Tuesday, August 07, 2007

Summer's here alright.

Today is 43C in the shade and 80% humidity. 'Hazy' is the official description, which means the air is thick with water vapour and visibility is bad. On the DiscomfortMeter scale of one to ten it must be close to ten.

Mind you, compared to the winters in England in my youth this is so much more acceptable. I don't now which was worse, the miserable cold wet November end or the freezing cold February end of winters.

My first job when I left school. Driving there on my motorbike and not being able to open my hands to let go I had to slide them off the end of the handlebars.

Cold, cold rain running down your neck, running off your raincoat so that your trousers, which you had to wear all day, were soaked below the knees. The rain soaked through the raincoat before long too, so your jacket was also damp all day. Not a nice smell in the claustrophobic Piccadilly Line Tube trains with a thousand damp people crammed together either. A great start to the day.
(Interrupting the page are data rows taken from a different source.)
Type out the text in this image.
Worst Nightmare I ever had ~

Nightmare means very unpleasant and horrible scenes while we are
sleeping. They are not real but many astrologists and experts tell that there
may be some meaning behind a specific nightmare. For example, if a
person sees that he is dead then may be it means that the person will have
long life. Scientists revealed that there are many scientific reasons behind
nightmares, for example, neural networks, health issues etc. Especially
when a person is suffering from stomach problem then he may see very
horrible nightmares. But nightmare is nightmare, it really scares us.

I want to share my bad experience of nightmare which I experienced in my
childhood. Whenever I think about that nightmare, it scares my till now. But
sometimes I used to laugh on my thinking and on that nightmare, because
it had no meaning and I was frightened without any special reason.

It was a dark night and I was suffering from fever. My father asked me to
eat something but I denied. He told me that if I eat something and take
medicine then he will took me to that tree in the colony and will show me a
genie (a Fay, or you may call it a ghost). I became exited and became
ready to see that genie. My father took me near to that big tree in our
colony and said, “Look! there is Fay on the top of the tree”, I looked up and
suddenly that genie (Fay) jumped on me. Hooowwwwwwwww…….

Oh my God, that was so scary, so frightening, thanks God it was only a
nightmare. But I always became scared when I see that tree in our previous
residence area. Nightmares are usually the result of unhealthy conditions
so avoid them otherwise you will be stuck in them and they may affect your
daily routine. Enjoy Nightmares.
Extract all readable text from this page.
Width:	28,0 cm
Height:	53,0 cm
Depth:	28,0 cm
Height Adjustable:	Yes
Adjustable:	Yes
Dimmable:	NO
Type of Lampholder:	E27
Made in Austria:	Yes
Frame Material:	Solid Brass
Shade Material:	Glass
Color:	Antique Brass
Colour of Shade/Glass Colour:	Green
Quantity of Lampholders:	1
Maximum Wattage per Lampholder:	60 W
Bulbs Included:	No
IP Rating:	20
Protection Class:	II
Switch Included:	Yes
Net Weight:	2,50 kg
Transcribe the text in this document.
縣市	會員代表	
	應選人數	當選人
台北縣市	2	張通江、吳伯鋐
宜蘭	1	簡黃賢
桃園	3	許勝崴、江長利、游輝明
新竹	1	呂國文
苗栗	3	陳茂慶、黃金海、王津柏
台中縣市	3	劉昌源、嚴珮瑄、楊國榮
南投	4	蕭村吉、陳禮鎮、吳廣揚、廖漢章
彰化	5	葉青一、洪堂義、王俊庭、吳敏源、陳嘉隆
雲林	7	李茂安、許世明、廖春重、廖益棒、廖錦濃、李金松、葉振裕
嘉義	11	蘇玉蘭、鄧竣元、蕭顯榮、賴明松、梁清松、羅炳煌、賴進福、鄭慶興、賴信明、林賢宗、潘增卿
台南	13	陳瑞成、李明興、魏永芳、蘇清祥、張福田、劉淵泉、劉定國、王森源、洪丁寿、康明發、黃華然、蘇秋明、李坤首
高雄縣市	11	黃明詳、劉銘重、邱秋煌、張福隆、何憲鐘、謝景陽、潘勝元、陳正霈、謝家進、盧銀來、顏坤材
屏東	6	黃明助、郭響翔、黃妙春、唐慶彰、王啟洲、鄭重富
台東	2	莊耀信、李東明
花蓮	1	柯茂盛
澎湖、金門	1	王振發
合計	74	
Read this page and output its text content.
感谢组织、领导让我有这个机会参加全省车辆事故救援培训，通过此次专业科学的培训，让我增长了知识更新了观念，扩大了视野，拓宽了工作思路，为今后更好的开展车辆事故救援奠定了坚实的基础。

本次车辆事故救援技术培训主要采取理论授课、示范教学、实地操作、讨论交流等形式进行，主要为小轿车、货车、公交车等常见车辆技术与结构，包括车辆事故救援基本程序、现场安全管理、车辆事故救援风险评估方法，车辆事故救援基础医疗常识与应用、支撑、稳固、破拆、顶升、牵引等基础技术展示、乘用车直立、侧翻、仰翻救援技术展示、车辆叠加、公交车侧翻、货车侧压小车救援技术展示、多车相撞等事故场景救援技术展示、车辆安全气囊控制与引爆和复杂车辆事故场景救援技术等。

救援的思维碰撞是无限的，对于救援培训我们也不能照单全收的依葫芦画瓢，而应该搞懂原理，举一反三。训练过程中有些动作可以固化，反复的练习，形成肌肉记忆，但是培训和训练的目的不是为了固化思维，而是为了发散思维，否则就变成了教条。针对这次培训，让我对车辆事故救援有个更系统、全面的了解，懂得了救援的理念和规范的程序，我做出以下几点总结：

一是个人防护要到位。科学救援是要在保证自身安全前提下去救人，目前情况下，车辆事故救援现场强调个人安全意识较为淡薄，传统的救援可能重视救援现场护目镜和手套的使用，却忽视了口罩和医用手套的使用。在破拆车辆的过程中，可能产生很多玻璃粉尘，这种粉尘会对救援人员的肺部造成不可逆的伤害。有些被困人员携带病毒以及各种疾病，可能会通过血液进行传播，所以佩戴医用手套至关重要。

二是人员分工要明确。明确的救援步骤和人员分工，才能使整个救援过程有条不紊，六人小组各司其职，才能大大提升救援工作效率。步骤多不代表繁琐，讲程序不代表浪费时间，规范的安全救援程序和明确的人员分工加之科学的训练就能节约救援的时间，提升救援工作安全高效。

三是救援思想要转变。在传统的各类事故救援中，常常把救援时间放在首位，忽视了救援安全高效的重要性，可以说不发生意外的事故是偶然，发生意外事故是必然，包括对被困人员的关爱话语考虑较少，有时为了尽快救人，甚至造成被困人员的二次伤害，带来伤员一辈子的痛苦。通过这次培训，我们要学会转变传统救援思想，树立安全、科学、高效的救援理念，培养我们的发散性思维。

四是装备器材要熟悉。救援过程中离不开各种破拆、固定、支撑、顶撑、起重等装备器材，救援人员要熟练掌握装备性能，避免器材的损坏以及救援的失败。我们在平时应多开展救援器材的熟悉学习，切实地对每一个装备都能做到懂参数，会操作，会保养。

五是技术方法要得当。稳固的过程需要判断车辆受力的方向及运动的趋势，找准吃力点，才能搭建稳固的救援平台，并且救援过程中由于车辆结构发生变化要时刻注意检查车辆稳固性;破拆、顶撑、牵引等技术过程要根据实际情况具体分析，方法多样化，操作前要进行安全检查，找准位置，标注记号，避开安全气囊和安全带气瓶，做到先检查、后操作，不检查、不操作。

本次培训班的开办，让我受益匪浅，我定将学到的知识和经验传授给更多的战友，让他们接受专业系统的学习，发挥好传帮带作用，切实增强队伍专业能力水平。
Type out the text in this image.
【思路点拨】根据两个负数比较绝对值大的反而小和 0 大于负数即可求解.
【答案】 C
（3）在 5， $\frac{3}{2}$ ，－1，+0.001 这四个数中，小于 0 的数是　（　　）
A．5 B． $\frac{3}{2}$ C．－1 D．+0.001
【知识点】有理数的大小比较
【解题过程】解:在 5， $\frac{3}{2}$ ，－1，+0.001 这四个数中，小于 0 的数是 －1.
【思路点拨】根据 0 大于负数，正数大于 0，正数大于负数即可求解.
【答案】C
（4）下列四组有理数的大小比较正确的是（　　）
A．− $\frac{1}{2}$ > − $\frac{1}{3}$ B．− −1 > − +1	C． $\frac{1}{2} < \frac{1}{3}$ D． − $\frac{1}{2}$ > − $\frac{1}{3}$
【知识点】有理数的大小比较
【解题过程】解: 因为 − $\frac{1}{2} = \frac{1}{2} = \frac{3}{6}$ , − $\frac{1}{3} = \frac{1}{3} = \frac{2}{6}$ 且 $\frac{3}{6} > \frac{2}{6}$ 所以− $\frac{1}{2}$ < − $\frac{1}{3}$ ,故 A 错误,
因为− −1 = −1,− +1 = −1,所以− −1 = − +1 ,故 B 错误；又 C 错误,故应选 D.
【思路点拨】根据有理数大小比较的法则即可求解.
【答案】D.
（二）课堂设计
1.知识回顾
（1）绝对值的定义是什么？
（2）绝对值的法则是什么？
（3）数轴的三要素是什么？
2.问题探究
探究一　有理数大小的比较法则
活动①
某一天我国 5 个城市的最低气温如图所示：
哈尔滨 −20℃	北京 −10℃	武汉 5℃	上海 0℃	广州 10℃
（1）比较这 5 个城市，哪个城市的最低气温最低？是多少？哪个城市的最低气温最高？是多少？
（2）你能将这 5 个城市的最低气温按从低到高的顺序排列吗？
Going to your car in the morning or evening to find it looking like an igloo, covered in frost. Scrape a small hole on the windscreen so you could see out, sort-of, but it would ice over in seconds. The heater took forever to get the tiniest hint of warmth and never enough to clear the windscreen.

Commuting from the country to work in London I still shiver when I remember one morning standing at the bus stop before 7am. The bus didn't arrive - we were told next day that they simply couldn't get up the hill on the icy road. As I waited my navy blue overcoat gradually turned to white as the frost formed on it. I went home and sat huddled in front of the miserable fire all day.

Having a raging toothache one weekend, getting an emergency appointment with the local dentist, on my way there slipping on the ice and cracking an already painful head on the pavement.

I'll take an August day in Dubai any time in preference to that.

But it's different I'm sure for the boys in blue. Here's a group of them off to work this morning, already nearly 38C (100F) and rising rapidly. And the real killer, the humidity. They earn their pittance of a salary don't they...

2 comments:

caz said...

How well I remember that weather, and to think I travelover half of London to play tennis in the Evening News Comp under lights, on a concrete court, arriving home somewhere around ten pm, dog tired and up again at 6.30 am to catch bus to work.

I must have been stark barking mad.

Caz.

rosh said...

I can't help think, is life so bad for these folks, in their home countries?